Я ничего не знал ни о жизни в тюрьме, ни об опыте других заключенных. В первые несколько дней я думал, что с каждым заключенным обращаются так же, как со мной. В то время ни у кого не было опыта изоляции. До моего ареста было всего несколько случаев ареста членов партизанских отрядов или других левых революционных групп. Только после того, как я впервые поговорил с адвокатами, которых товарищи организовали для представления моих интересов, я узнал от них, насколько необычными были условия моего заключения. Судья, к которому меня направили, распорядился: «Строгое одиночное заключение; руки Маргрит Шиллер должны быть скованы наручниками за спиной, когда она находится вне камеры; она должна оставаться в наручниках и во время перерыва для упражнений; камера должна освещаться днем и ночью, без перерыва; все светильники должны быть убраны из камеры; тюремная одежда вместо личной; тюремная одежда должна сниматься на ночь». Подобные строгие условия всегда существовали для заключенных, которые поднимали восстание; однако применение их таким систематическим образом, с первого дня и затем на долгосрочной основе, было особым обращением, которое использовалось особенно в отношении членов партизанского движения.
Мои адвокаты сделали все возможное в рамках закона, но столкнулись с отказом на всех уровнях юрисдикции, вплоть до Федерального суда.8 Они выдвинули обвинения против судьи, который распорядился об одиночном заключении, написав в своих основаниях для таких обвинений: «Эта мера не имеет никакого оправдания.

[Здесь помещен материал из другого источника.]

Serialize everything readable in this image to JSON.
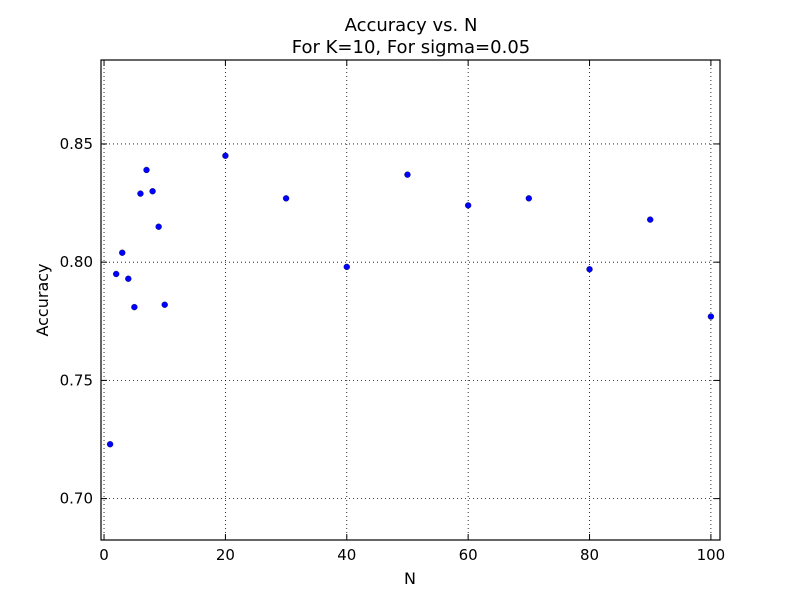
{
  "chart_data": {
    "type": "scatter",
    "title": "Accuracy vs. N",
    "subtitle": "For K=10, For sigma=0.05",
    "xlabel": "N",
    "ylabel": "Accuracy",
    "xlim": [
      -0.5,
      101.5
    ],
    "ylim": [
      0.6825,
      0.8855
    ],
    "x_ticks": [
      0,
      20,
      40,
      60,
      80,
      100
    ],
    "x_tick_labels": [
      "0",
      "20",
      "40",
      "60",
      "80",
      "100"
    ],
    "y_ticks": [
      0.7,
      0.75,
      0.8,
      0.85
    ],
    "y_tick_labels": [
      "0.70",
      "0.75",
      "0.80",
      "0.85"
    ],
    "grid": true,
    "legend": "none",
    "marker_color": "#0000ff",
    "x": [
      1,
      2,
      3,
      4,
      5,
      6,
      7,
      8,
      9,
      10,
      20,
      30,
      40,
      50,
      60,
      70,
      80,
      90,
      100
    ],
    "y": [
      0.723,
      0.795,
      0.804,
      0.793,
      0.781,
      0.829,
      0.839,
      0.83,
      0.815,
      0.782,
      0.845,
      0.827,
      0.798,
      0.837,
      0.824,
      0.827,
      0.797,
      0.818,
      0.777
    ]
  }
}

Единственное объяснение этому заключается в том, что Маргрит Шиллер систематически и преднамеренно подвергается пыткам, лишается свободы и унижается, а ее наказание является публичным примером, призванным сдержать других, с целью измотать заключенную до того, как она даст показания». Более того, обстоятельства моего ареста были «ужасающим продолжением так называемой пресс-конференции, на которую главный суперинтендант Гамбурга устроил так, что арестованную Маргрит Шиллер вели насильно, как животное. Направление, которое здесь было выбрано, должно быть четко признано таким, какое оно есть. Нельзя мириться с тем, что судьи и чиновники, присягнувшие на верность конституционному государству и конституции, сегодня виновны в совершении актов жестокости и насилия, которые откровенно игнорируют все законы, установленные нашим Основным законом, и которые до сих пор были мыслимы только в связи с деятельностью бывшего гестапо и откровенно фашистских режимов».